Под «нашим грузом» Никита подразумевал не только плачевные тридцать пять тонн тихоокеанской мороженой ставриды – всю выловленную за два месяца рыбу, но и последнюю «завидную добычу» Ореховска – мёртвое тело с чужого траулера.
Тридцатикилограммовые ящики с рыбой находились в носовой части. Если бы трюм удалось заполнить до отказа, на все шестьдесят пять тонн, то за груз можно было бы не беспокоиться. Однако теперь, при частичном заполнении, в трюме оставалось свободное пространство. Обычно такие пустоты заполняли неиспользованной картонной упаковкой.
Однако щедрый капитан Баринов, несмотря на возражения старпома, отдал всю тару на другой траулер. В качестве «алаверды» Адольфыч принял на борт деревянный ящик с покойником. Произвёл, так сказать, адекватный обмен. Так что грузу в полупустом трюме было где разгуляться, особенно при той дикой штормовой качке, что недавно приключилась с «Ореховском».
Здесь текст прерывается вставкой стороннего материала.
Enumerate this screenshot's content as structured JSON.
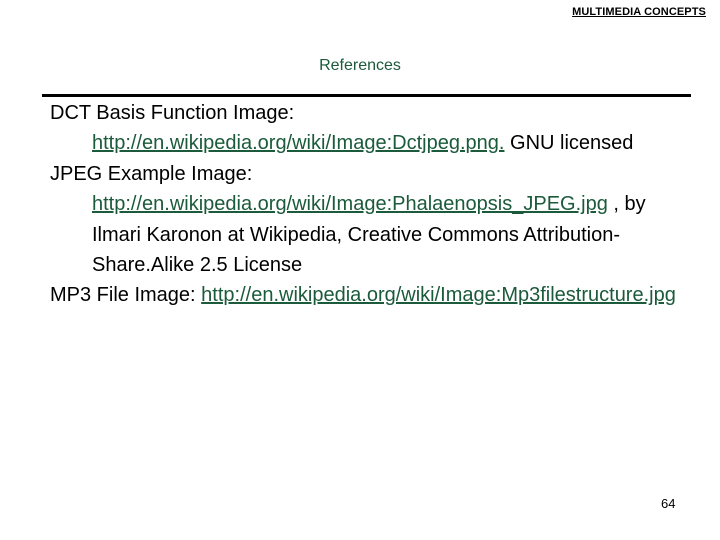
{
  "header": {
    "label": "MULTIMEDIA CONCEPTS"
  },
  "slide": {
    "title": "References",
    "page_number": "64"
  },
  "references": [
    {
      "label": "DCT Basis Function Image:",
      "url_text": "http://en.wikipedia.org/wiki/Image:Dctjpeg.png.",
      "suffix": " GNU licensed"
    },
    {
      "label": "JPEG Example Image:",
      "url_text": "http://en.wikipedia.org/wiki/Image:Phalaenopsis_JPEG.jpg",
      "suffix": " , by Ilmari Karonon at Wikipedia, Creative Commons Attribution-Share.Alike 2.5 License"
    },
    {
      "label": "MP3 File Image:",
      "url_text": "http://en.wikipedia.org/wiki/Image:Mp3filestructure.jpg",
      "suffix": ""
    }
  ],
  "colors": {
    "title": "#1b5a3a",
    "link": "#1b5a3a",
    "text": "#000000",
    "rule": "#000000"
  }
}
– А я ведь знавал покойного, – рассказывал боцман Саныч, пока они с Мишкой шли к трюму. – Борей его звали. Мы с ним на одном траулере рыбачили, к Медвежьему за треской ходили. Да вот беда, запоями страдал мужик. Видать, от того и помер. А ведь нормальный был хлопец, весёлый и смешливый. Бывало, всё анекдоты травил. Сам рассказывает, и сам же смеётся, заливисто так, словно дитя малое. Говорят, после захода в Панаму неделю не просыхал, вот сердечко и не выдержало.